Hacısüleyman, hizmet sunan işletme sayısı arttıkça rekabetin keskinleştiğini ve işletmelerin aynı sayıda turisti daha düşük fiyatlarla çekmeye çalıştığını söyledi.
Yurt Dışına Tatil İçin Gidenler Artıyor, İş Amaçlı Seyahat Azalıyor
Toplantıda TÜİK verilerine de değinen ATSO Başkanı, 2012 yılında yurt dışına çıkan Türk vatandaşlarının yüzde 30’unun tatil amaçlı seyahat ettiğini, bu oranın 2024’te yüzde 48’e yükseldiğini belirtti. Öte yandan iş amaçlı seyahatlerin oranı 2012’de yüzde 29 iken, 2024’te yüzde 16’ya; 2025’in ilk çeyreğinde ise yüzde 13,8’e geriledi.

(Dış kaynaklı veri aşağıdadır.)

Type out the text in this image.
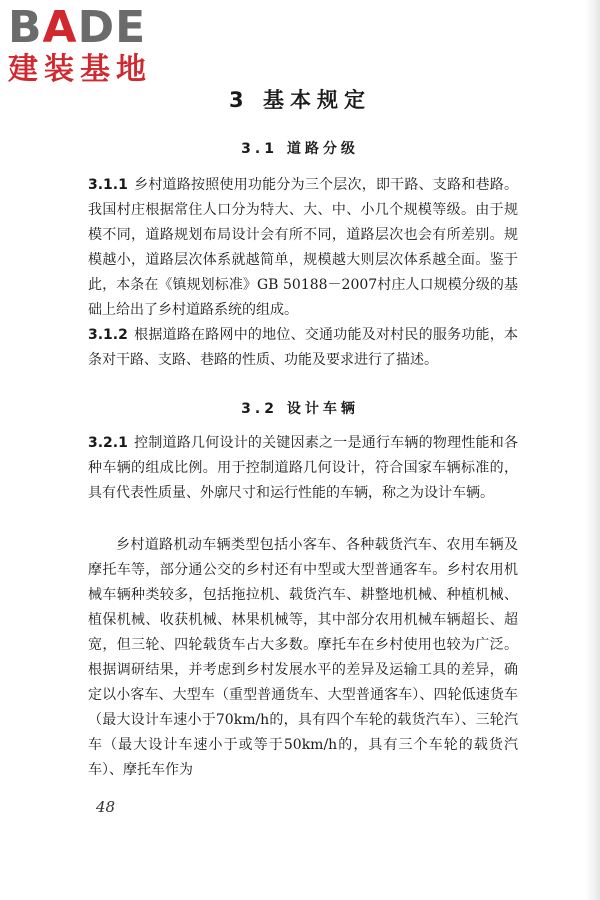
BADE
建装基地
3 基本规定
3.1 道路分级
3.1.1 乡村道路按照使用功能分为三个层次，即干路、支路和巷路。我国村庄根据常住人口分为特大、大、中、小几个规模等级。由于规模不同，道路规划布局设计会有所不同，道路层次也会有所差别。规模越小，道路层次体系就越简单，规模越大则层次体系越全面。鉴于此，本条在《镇规划标准》GB 50188－2007村庄人口规模分级的基础上给出了乡村道路系统的组成。
3.1.2 根据道路在路网中的地位、交通功能及对村民的服务功能，本条对干路、支路、巷路的性质、功能及要求进行了描述。
3.2 设计车辆
3.2.1 控制道路几何设计的关键因素之一是通行车辆的物理性能和各种车辆的组成比例。用于控制道路几何设计，符合国家车辆标准的，具有代表性质量、外廓尺寸和运行性能的车辆，称之为设计车辆。
乡村道路机动车辆类型包括小客车、各种载货汽车、农用车辆及摩托车等，部分通公交的乡村还有中型或大型普通客车。乡村农用机械车辆种类较多，包括拖拉机、载货汽车、耕整地机械、种植机械、植保机械、收获机械、林果机械等，其中部分农用机械车辆超长、超宽，但三轮、四轮载货车占大多数。摩托车在乡村使用也较为广泛。根据调研结果，并考虑到乡村发展水平的差异及运输工具的差异，确定以小客车、大型车（重型普通货车、大型普通客车）、四轮低速货车（最大设计车速小于70km/h的，具有四个车轮的载货汽车）、三轮汽车（最大设计车速小于或等于50km/h的，具有三个车轮的载货汽车）、摩托车作为
48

Bu tabloyu değerlendiren Hacısüleyman, “Dijital toplantıların yaygınlaşması ya da vize sıkıntıları etkili olabilir. Ancak tatil için de vize gerekiyor. Demek ki iş dünyamız yurt dışına çıkmakta artık daha isteksiz” yorumunu yaptı.
“Turizmde Nicelik Değil Nitelik Öne Çıkmalı”
Sektördeki yatırım heyecanına rağmen Hacısüleyman, sürdürülebilirliğe dikkat çekerek uyarıda bulundu: “Turist sayısı artmadan yatırım ve kapasitenin sürekli büyümesi, işletmelerin gelirlerini azaltıyor. Bu durum uzun vadede hizmet kalitesini de etkiler. Turizmde sayılar kadar, kişi başına düşen harcama ve gelir de önemlidir.”